As shown in Fig. 6B, following treatment with As₂S₂ for 72 h, the expression of the anti-apoptotic protein, Bcl-2, was down-regulated in both MCF-7 monolayers and spheroids. Following treatment with 16 μM As₂S₂, statistically significant decreases were observed in MCF-7 monolayers (P=0.0221 vs. control) and spheroids (P=0.0051 vs. control) (Fig. 6B).

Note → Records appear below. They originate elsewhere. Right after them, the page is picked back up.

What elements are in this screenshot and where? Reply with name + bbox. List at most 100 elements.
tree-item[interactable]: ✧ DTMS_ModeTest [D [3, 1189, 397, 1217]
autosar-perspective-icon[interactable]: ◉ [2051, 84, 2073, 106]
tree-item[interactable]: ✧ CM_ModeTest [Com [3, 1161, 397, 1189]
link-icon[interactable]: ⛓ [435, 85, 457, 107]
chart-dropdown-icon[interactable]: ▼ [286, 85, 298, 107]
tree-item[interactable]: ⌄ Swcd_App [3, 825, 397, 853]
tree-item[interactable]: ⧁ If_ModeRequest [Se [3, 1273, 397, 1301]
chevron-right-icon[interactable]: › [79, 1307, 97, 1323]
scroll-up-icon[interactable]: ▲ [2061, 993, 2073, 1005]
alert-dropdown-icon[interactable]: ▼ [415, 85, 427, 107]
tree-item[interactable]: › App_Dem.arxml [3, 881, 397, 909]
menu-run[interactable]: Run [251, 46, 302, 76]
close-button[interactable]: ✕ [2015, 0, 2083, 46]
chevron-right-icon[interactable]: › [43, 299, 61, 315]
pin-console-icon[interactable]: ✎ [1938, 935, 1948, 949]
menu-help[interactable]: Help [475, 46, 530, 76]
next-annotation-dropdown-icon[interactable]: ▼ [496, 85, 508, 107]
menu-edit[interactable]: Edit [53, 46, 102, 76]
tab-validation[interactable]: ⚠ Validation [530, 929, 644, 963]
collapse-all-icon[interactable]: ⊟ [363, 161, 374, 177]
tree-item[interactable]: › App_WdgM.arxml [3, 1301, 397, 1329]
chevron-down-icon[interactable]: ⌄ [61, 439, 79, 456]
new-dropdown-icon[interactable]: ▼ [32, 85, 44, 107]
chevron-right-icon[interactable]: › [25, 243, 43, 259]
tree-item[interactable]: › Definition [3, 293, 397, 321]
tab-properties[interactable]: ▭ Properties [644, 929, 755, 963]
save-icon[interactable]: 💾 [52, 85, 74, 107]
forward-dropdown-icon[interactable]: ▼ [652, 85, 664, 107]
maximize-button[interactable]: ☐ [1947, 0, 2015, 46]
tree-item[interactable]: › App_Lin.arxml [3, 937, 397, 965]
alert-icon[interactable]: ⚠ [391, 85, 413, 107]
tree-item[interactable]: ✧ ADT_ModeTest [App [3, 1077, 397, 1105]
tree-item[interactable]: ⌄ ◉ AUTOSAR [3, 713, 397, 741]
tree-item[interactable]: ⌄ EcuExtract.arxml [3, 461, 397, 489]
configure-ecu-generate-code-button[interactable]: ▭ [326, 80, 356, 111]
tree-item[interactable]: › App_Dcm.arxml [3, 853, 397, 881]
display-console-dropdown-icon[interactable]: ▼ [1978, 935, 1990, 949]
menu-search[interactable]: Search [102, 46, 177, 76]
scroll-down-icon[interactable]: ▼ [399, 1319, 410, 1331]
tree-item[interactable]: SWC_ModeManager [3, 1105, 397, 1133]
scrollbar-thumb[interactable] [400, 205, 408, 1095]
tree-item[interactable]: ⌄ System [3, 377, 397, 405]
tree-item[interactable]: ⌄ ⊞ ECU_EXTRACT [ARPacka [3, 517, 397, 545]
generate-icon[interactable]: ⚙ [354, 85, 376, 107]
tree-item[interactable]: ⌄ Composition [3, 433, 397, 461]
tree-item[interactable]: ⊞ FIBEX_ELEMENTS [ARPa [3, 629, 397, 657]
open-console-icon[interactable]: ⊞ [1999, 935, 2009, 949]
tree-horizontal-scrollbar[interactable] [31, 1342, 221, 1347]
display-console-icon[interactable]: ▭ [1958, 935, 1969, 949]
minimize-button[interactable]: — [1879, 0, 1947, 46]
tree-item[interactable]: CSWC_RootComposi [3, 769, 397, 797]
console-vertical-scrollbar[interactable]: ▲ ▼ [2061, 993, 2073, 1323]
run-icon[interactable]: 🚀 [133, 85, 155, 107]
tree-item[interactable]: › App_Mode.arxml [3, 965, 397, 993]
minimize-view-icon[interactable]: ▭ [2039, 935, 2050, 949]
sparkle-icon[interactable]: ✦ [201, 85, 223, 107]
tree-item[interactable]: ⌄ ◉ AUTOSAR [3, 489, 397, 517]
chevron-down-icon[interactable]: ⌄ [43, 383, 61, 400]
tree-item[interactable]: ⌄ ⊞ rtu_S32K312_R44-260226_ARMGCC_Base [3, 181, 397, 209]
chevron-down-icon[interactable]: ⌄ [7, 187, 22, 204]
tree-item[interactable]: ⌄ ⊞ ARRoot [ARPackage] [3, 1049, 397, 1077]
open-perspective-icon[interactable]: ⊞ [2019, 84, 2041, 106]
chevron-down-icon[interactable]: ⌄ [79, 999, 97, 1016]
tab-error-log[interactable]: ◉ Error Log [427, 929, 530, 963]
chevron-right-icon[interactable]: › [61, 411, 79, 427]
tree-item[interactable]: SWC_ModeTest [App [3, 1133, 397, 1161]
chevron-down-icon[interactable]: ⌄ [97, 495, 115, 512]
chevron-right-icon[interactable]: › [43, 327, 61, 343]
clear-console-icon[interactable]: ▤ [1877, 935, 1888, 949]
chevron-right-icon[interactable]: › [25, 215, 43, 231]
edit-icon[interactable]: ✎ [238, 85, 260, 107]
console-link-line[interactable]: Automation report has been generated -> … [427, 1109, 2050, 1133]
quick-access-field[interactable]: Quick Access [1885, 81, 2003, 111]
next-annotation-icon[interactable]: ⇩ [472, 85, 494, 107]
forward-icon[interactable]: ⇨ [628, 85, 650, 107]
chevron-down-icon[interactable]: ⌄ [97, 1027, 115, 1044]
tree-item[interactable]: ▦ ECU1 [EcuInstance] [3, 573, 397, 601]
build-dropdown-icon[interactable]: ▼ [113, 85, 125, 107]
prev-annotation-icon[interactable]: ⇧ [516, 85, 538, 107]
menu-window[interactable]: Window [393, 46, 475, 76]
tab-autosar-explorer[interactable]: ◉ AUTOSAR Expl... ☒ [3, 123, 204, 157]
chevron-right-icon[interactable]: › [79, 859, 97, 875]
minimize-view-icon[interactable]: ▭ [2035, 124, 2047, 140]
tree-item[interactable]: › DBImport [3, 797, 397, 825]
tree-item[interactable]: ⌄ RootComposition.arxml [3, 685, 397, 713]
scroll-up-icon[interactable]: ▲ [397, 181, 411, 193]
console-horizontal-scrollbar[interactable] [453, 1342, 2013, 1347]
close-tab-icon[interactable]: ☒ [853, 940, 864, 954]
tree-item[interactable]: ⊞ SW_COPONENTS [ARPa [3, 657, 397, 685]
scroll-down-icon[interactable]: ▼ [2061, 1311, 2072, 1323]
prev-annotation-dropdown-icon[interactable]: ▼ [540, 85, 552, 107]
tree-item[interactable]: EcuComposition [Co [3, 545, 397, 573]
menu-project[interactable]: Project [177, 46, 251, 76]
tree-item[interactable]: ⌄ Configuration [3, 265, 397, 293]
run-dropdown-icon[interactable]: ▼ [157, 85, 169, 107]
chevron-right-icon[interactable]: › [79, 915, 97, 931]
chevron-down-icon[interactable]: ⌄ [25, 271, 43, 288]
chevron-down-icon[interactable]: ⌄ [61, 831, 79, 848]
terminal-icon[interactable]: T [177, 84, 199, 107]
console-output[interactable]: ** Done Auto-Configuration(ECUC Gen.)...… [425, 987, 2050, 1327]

Since the PI3K/Akt/mTOR pathway serves an essential role in cell growth, proliferation, and survival (32,33), the protein expression of these pro-survival mediators were detected in both 2D monolayers and 3D spheroids of MCF-7 cells. Following 72 h of exposure to 4, 8 and 16 μM As₂S₂, the protein levels of PI3K in 2D- and 3D-cultured MCF-7 cells were decreased in a dose-dependent manner in comparison with their untreated counterparts (Fig. 7A). At a concentration of 16 μM, As₂S₂ had a significant inhibitory effect on 2D monolayers (P=0.01). As₂S₂ also induced a significant downregulation of PI3K in 3D spheroids at final concentrations of 8 (P=0.0066) and 16 (P=0.0001) μM, respectively. As shown in Fig. 7B, subsequently to treatment with As₂S₂ for 72 h, the Akt protein expression levels were downregulated in MCF-7 monolayers and spheroids. After treatment with 16 μM As₂S₂, statistically significant decreases were observed in MCF-7 monolayers (P=0.0031) and spheroids (P=0.0028) (Fig. 7B). Following exposure to 4, 8 and 16 μM As₂S₂, the protein levels of mTOR decreased in a dose-dependent manner in both 2D and 3D MCF-7 cells, in comparison with their untreated counterparts; after treatment with 16 μM As₂S₂, statistically significant differences were observed in both 2D monolayers (P<0.0001) and 3D spheroids (P=0.0004) (Fig. 7C).